The results of this study indicated that there were no infections in people if they wore either a surgical mask or N95 mask. Two people out of 171 were infected if they wore a paper mask, however, this is a very small number and not significant from a statistical point of view. It is important to note, that this was a small, retrospective study which means the data is not high quality. It is very difficult to make a determination based on this study. From a scientific point of view, this study does not provide much evidence other than suggesting facemask are effective in general. The study however, also noted that handwashing was important.

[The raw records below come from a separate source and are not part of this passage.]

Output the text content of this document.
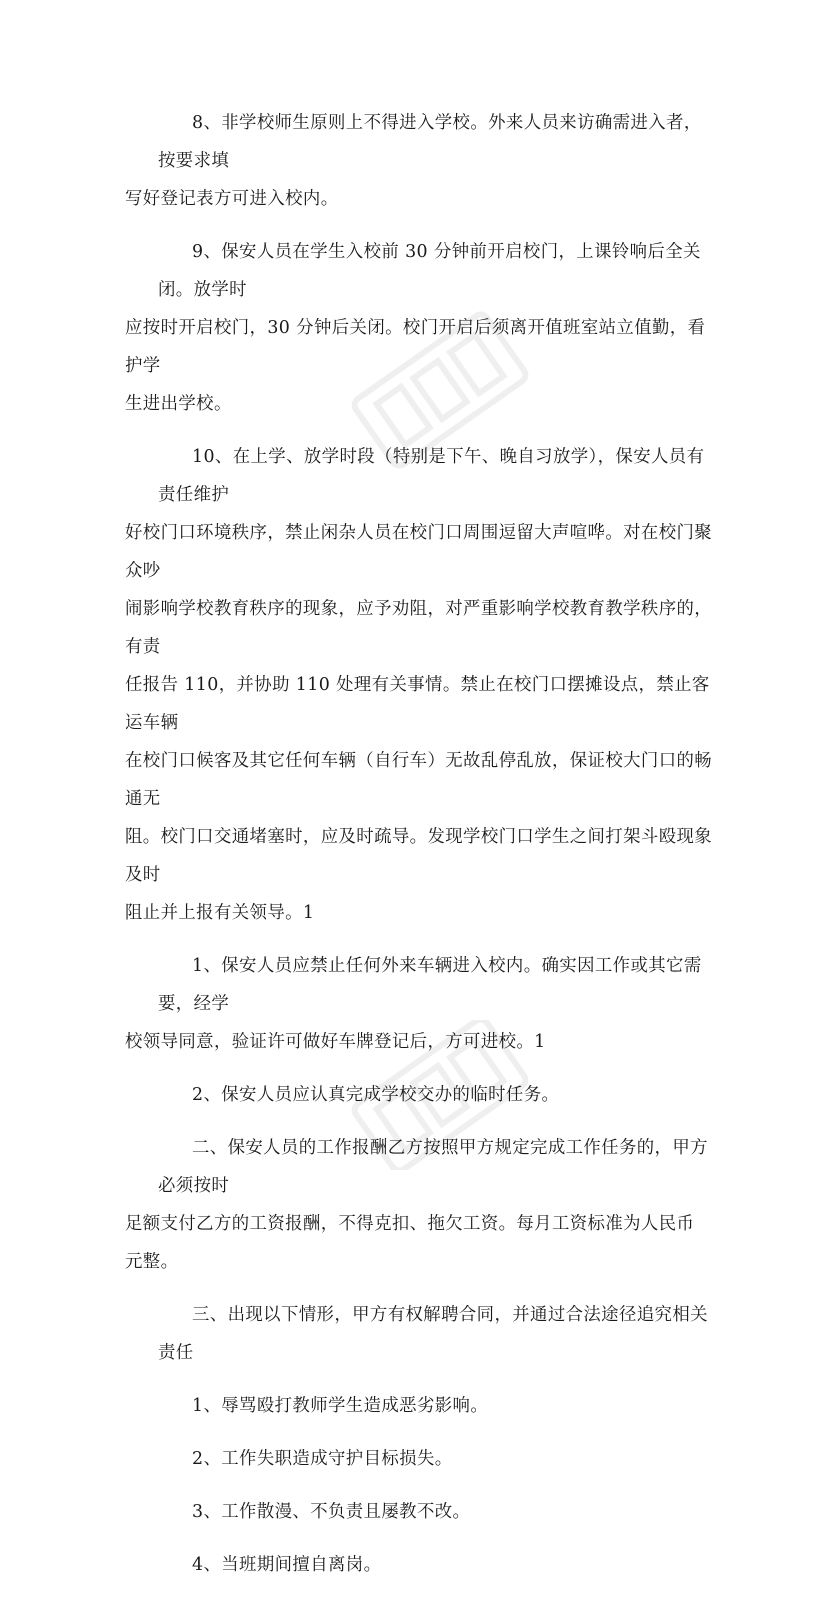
8、非学校师生原则上不得进入学校。外来人员来访确需进入者，按要求填
写好登记表方可进入校内。
9、保安人员在学生入校前 30 分钟前开启校门，上课铃响后全关闭。放学时
应按时开启校门，30 分钟后关闭。校门开启后须离开值班室站立值勤，看护学
生进出学校。
10、在上学、放学时段（特别是下午、晚自习放学），保安人员有责任维护
好校门口环境秩序，禁止闲杂人员在校门口周围逗留大声喧哗。对在校门聚众吵
闹影响学校教育秩序的现象，应予劝阻，对严重影响学校教育教学秩序的，有责
任报告 110，并协助 110 处理有关事情。禁止在校门口摆摊设点，禁止客运车辆
在校门口候客及其它任何车辆（自行车）无故乱停乱放，保证校大门口的畅通无
阻。校门口交通堵塞时，应及时疏导。发现学校门口学生之间打架斗殴现象及时
阻止并上报有关领导。1
1、保安人员应禁止任何外来车辆进入校内。确实因工作或其它需要，经学
校领导同意，验证许可做好车牌登记后，方可进校。1
2、保安人员应认真完成学校交办的临时任务。
二、保安人员的工作报酬乙方按照甲方规定完成工作任务的，甲方必须按时
足额支付乙方的工资报酬，不得克扣、拖欠工资。每月工资标准为人民币 元整。
三、出现以下情形，甲方有权解聘合同，并通过合法途径追究相关责任
1、辱骂殴打教师学生造成恶劣影响。
2、工作失职造成守护目标损失。
3、工作散漫、不负责且屡教不改。
4、当班期间擅自离岗。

STUDY 3: Another case control study in 2012 (Zhang et al, 2012, Influenza) assessed hospital workers during the H1N1 Crisis. The results of this study demonstrated that Facemask use did not have an effect on virus spread. The only factor that significantly reduced the risk of infection in this study was receiving a vaccination for H1N1. This study highlights the critical importance of developing a vaccine.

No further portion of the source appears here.